Monday, May 22, 2017

CONVERSION


CONVERSION

            I grew up in the slavery-and-racism drenched delta of the Mississippi River on the Arkansas side.  I learned that slavery and racism and Christianity could go well together, because all God really cared about was my conversion to claim Jesus Christ as my Lord and Savior in order to go to heaven when I died.  I wanted so much to find that conversion, and even though I was a believer in that tapestry of race and the white Christ, I could never get the feeling – there was always something nagging at me.  As I look back now, I’d like to think that it was the ragged black Jesus, lurking behind the trees, to borrow from Flannery O’Connor’s powerful metaphor in “Wise Blood.” 

            I’ve come to believe that I have had many conversions and will yet have more.  For me, that term describes where I am opened up to a new reality that I had previously missed – missed because of my captivity or anxiety or inattentiveness.  I want to describe one of those conversions in this week’s blog.  I had begun to be converted on race and gender, but I was still feeling unsettled on sexual orientation.  As I began to move away from the individualistic, repressive Christianity of my youth, I had adopted a “don’t ask, don’t tell” approach to sexual orientation – just leave the bedroom as a private issue.   But, then I went on the road to Damascus, even though I did not know I was on the journey.

            In 1975, Caroline and I were the first clergy couple to serve as pastors of a local church in the former southern Presbyterian church (PCUS), and our church, St. Columba Presbyterian, was in Norfolk, Virginia.  It was a 12 member church in a low-income apartment complex and was a mission project of Norfolk Presbytery.  We began to build the congregation and the community ministry, and we had new folks show up for worship and work.  One of those was an impressive woman who embodied Christian leadership and love and a commitment to justice and mercy.  After a couple of years of her being a member of the church, the Nominating Committee decided to ask her to serve as an elder in the church.  I called her up to ask her to allow her name to be brought to the congregation, and she responded by asking to come talk to me about being an elder.   One of her great qualities was humility, so I assumed that I would only need to convince her to say “yes.” 

            She came in to my office to give me a shock:  “Nibs, I can’t be ordained as an elder because I am a lesbian, and I know that is not approved in the Presbyterian Church.
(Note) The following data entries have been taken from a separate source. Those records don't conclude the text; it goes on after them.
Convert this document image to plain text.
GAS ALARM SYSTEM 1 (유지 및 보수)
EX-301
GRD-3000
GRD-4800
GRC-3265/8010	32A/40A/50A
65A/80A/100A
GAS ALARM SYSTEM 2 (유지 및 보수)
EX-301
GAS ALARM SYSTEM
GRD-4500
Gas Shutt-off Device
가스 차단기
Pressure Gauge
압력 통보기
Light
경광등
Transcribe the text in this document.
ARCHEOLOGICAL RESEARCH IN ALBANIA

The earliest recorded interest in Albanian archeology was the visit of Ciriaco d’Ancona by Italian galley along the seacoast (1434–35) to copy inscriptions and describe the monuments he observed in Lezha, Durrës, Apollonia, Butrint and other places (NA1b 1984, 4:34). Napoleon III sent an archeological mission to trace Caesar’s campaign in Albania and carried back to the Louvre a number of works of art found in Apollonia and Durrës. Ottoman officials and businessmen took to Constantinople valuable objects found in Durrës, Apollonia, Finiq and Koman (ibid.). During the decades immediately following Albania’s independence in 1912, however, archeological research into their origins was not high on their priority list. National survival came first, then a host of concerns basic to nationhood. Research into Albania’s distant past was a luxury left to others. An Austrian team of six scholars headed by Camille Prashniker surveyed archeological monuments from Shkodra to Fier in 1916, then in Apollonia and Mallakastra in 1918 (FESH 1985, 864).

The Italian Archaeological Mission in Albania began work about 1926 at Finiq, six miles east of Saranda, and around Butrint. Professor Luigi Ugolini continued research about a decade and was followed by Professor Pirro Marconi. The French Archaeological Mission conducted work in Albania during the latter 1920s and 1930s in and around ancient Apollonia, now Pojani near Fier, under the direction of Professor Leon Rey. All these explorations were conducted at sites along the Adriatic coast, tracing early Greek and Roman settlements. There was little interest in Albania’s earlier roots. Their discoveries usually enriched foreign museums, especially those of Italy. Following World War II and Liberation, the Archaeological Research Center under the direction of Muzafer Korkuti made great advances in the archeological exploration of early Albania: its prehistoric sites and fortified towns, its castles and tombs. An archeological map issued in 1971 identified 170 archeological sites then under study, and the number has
I don’t even think that God approves of me.”  All my stereotypes flew before me – she was married to a man and had two children;  she looked like a regular “housewife,” and she did not fit my idea of lesbians at all.  I asked her when she first decided to be attracted to women, and with her usual sense of humor, she replied: “About the same age as you did.”  I replied to her, “Well, I didn’t decide to be attracted to women – it just came over me...."  and I caught myself in mid-sentence.  She was wired that way, and so was I.  And, like the apostle Paul, the scales fell from my eyes.  I thought to myself:  “if God would reject someone like Amy, who is one of the few saints that I have ever met, then I have the wrong idea of God and the wrong orientation on this issue.”  So, I changed in my heart, right then and there, and I then replied:  “Amy, we’d be glad to have you as a leader of this congregation, if you will say “yes.”  She said “yes,” and the Session ordained her in 1978, and we’ve been doing it ever since then.   No second-class church membership allowed.

            I still don’t understand same gender attraction, but I don’t understand electricity either, or my opposite gender attraction.   That is to say that Amy’s witness made it clear to me that God had created her to be attracted to the same gender, and if that was the case, who was I to say “no?”  This idea has become much more complicated with LGBTQ issues, but I am glad to be in the middle of those also, and I am glad that we have been supportive of those seeking to affirm that they are children of God when the church and so many others have told them that they are an abomination.

            As the popular phrase now goes, this is what conversion looks like, and I’m still on the road, but I’m glad to be on it.